BY JESSICA JASPERSON
The air filled with advocacy as more than 800 people marched from the Minnesota History Center to the Minnesota State Capitol in St. Paul last Monday.
Seven MSUM social work students took part in the 18th Annual Day at the Capitol. During this day people have the opportunity to lobby state lawmakers about matters of social policy.
Alyssa Colosky and Eileen Huggins, two social work seniors, were the liaisons for MSUM. In preparation for the day at the Capitol, Colosky and Huggins participated in training on Feb. 8 in St. Paul. Here they learned how to recruit students to attend the event, how to talk to Minn. legislators and the importance of coming together to advocate for social issues.
On the day of the event, social work students from every Minnesota university came together to march, chant and declare change. For social work senior Zachary Zuniga-Laducer, the march illustrated how two different groups can come together for the good of all.
“We had schools that were more rural and even big city schools,” he said. “Even though we come from two completely different lifestyles, there was still a unity about it.
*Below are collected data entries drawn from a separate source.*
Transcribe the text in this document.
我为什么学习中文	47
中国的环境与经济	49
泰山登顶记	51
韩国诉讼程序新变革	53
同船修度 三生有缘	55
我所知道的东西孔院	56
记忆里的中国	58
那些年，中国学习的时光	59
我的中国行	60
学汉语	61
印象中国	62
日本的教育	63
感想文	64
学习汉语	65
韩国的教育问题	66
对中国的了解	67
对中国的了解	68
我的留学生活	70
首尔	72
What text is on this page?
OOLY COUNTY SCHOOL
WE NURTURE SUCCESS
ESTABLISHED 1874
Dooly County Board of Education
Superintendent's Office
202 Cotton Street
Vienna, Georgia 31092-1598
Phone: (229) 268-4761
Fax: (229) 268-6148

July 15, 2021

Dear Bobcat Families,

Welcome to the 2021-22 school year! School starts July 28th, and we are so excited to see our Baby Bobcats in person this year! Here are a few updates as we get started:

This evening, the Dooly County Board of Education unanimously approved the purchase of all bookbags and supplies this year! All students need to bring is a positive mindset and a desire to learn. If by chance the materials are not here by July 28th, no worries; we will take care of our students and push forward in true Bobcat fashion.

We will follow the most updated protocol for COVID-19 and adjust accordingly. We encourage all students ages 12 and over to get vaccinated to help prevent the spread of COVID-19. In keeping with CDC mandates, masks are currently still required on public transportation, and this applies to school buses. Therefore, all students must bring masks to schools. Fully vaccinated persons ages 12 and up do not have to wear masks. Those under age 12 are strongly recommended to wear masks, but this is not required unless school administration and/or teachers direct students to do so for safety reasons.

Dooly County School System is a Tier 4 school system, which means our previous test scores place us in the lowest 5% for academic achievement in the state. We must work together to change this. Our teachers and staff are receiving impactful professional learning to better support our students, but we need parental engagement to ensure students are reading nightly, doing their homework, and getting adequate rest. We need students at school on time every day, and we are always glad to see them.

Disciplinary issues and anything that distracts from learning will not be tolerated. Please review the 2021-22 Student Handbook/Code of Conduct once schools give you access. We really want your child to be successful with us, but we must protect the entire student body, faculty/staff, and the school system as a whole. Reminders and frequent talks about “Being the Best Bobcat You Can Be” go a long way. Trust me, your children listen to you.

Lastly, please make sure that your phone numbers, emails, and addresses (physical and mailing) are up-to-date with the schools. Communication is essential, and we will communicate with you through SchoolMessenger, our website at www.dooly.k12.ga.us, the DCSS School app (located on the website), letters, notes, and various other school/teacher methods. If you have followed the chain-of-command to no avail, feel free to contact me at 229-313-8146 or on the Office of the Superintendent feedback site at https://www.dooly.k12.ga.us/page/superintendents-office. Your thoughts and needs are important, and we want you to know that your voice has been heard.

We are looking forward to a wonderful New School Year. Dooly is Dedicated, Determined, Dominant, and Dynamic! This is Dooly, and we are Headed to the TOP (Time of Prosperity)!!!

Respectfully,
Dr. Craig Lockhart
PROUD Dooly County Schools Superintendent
The issues affected both of us, and they may affect us in different ways, but a group of people still saw it as an issue we need to resolve.”
Colosky sees the march as a picture for what future social workers will accomplish once students graduate.
“I thought it was refreshing to see there’s going to be that many future social workers interested in social policy and advocacy,” she said. “I think a lot of social workers tend to lean toward micro practice whereas working with policies, grants and advocacy as a whole is not as popular.”
The main issue the National Association of Social Workers Minnesota chapter focused on is raising the minimum wage. The liaisons created chants for the issue like “Care for your neighbor! Fair pay for labor!” and “Close the gap! Cut the crap!”
However, during the day at the Capitol, students discovered that the Senate and House had made an agreement toward increasing the minimum wage from $6.15, among the lowest in the nation, to $9.50 by 2016.
“It was nice that all the campaigning and writing to the politicians about the minimum wage and why we were there had actually been moving toward getting passed,” Zuniga-Laducer said. “I feel like a lot of times in the media it’s projected nothing ever gets through the Capitol, and nothing ever gets passed these days. To actually see it happening in front of us — it was more beneficial.”
“Our efforts have actually done something,” Colosky added.
Other than raising the minimum wage, the group discussed what students and future social workers would advocate for including the state putting more money toward education, pay caps in addition to minimum wage and the 5 percent increase in funding for long term care workers.
Huggins and Colosky felt everyone accepted the students’ advocacy and appreciated hearing what they had to say.
“The senators and representatives said this is your house,” Colosky said. “I never really thought of it that way. We can belong here.”
“There were legislators who were excited to greet us,” Huggins said. “They even waited in line to speak to us in the rotunda. It feels wonderful to feel like you have a voice, and you’re supported by those who have the power to influence what goes on in the government.”